# tumbler need help here



## bucky902 (Aug 14, 2013)

I build my tumbler now trying to get it to work right so far i have etched 4-(machine made test bottles)  so this is where i am at now it turns about 60 rpm's, using copper wire, aluminum oxide 120 grit and my tube is 3" x 14 " what can i do ?


----------



## GuntherHess (Aug 14, 2013)

if the bottle is just bouncing around in there you will have big problems.
 You need to hold it at the ends with stopples or other means.

 Also long wire wont be an effective tumbling medium. It needs to be cut in very small pieces like <1/8"

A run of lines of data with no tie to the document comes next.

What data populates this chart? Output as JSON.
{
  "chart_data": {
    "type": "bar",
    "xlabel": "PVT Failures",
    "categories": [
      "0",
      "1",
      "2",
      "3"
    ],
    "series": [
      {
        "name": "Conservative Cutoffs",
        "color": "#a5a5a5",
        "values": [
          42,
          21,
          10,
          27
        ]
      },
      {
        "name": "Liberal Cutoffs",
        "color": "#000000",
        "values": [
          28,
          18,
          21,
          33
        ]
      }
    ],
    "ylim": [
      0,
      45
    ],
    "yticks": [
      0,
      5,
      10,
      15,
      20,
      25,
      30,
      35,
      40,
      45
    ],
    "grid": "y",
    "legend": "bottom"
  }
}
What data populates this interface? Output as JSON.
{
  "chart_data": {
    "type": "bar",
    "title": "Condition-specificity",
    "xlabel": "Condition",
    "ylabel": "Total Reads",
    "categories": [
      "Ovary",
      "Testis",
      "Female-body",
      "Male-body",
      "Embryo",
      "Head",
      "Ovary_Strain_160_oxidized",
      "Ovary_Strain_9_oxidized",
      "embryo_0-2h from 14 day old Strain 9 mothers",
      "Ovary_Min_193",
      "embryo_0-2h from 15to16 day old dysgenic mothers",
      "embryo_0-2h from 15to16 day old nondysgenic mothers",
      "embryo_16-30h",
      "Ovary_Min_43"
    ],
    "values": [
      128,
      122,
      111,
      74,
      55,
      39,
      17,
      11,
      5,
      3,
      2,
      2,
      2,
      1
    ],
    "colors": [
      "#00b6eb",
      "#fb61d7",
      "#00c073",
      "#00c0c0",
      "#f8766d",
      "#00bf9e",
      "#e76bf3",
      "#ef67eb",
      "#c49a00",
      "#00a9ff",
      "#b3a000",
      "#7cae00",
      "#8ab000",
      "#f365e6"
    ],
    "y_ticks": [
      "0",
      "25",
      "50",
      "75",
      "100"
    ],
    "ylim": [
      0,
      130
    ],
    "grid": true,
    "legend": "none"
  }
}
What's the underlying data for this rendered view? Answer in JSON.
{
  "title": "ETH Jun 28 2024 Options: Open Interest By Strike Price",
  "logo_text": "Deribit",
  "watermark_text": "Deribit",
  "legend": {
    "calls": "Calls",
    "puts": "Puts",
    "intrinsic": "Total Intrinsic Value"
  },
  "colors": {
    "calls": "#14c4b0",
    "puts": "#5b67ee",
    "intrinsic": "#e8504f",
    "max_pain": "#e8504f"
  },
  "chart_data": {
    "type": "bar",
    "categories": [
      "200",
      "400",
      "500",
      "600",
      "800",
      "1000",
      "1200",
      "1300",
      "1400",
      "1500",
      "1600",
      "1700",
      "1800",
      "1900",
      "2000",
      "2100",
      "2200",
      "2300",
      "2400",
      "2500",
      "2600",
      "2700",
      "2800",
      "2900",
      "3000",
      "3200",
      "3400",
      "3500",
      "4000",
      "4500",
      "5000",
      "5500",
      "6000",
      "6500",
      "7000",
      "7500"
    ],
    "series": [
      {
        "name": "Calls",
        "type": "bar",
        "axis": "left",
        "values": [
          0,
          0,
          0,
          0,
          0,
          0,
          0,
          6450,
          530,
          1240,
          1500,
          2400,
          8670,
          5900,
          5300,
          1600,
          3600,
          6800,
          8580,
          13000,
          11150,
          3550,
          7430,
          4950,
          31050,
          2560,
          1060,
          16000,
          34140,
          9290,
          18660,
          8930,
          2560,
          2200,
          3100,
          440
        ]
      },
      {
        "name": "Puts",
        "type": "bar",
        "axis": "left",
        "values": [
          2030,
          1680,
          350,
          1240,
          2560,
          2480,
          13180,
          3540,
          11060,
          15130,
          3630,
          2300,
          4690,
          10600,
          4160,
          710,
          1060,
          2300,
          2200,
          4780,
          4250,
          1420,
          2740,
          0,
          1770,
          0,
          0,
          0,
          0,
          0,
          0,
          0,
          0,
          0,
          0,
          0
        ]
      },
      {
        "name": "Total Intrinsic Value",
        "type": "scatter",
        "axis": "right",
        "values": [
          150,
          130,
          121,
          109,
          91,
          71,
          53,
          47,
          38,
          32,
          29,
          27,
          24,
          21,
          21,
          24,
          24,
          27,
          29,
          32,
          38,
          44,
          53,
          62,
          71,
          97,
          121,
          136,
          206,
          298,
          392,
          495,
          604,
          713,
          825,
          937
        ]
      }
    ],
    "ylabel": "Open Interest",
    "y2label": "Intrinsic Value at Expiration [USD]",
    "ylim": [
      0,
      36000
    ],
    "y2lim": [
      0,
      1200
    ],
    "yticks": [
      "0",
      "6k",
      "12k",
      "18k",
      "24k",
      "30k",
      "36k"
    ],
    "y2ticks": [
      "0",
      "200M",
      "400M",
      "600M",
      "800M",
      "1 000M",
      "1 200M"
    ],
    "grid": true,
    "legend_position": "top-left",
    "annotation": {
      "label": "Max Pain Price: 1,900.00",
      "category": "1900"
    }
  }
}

 Using water too I assume?


----------



## GuntherHess (Aug 14, 2013)

http://www.youtube.com/watch?v=-t97-sGy_Cg

 watch this...


----------



## bucky902 (Aug 14, 2013)

> Using water too I assume?


 yes i watch the video that helped i will have to try again thank you


----------



## willieboy (Sep 3, 2013)

Also, your abrasive compound must be a good product.  Most tumbling is done with a slow cutter to preserve embossing.  Most tumbling would be done with a 1200 rated abrasive or more.  A 220 abrasive is a fast cuter and can remove all embossing if you are not careful. A 120 Abrasive is too aggressive IMHO. Good luck


----------



## andy volkerts (Sep 3, 2013)

1200 is good, more aggressive cutters can really harm your embossing in a VERY short time......


----------



## andy volkerts (Sep 3, 2013)

also Gunth answered your other problems very well, I can only add this, practice ,practice on junk bottles until you get your system down.


----------



## hemihampton (Sep 4, 2013)

Buys stopples, use thicker shorter copper. Use 1500 Aluminum oxide. Good Luck.  LEON.


----------



## slplsinbstn (Sep 27, 2013)

Hi gang:
 I was reading this post and watched the video. My question is, what is a "cleaning compound" where do you get it and what does it cost.

 I also noticed his copper pellets were black. I assume this was from constant use. My other question is. How do you cut old copper wire??
 Thanks
    Jeff


----------



## chosi (Sep 29, 2013)

> My question is, what is a "cleaning compound" where do you get it and what does it cost.

 The cleaning compounds I use are:
 Coarse:   1200 Grit Silicon Carbide
 Medium: 1500 Grit Silicon Carbide
 Fine:       Aluminum Oxide
 Others exist, such as 600 Grit (which is so coarse it can remove embossing, so I would never use that for the outside of a bottle).  You can mix cleaning compounds, which is something I recently started doing.

 I usually get them from the Jar Doctor, or just search for them on eBay.  I think they're the same compounds used by rock tumblers.
 Last time I bought a pound, it cost about $20.  A pound usually lasts for very roughly 100 tumbles.


----------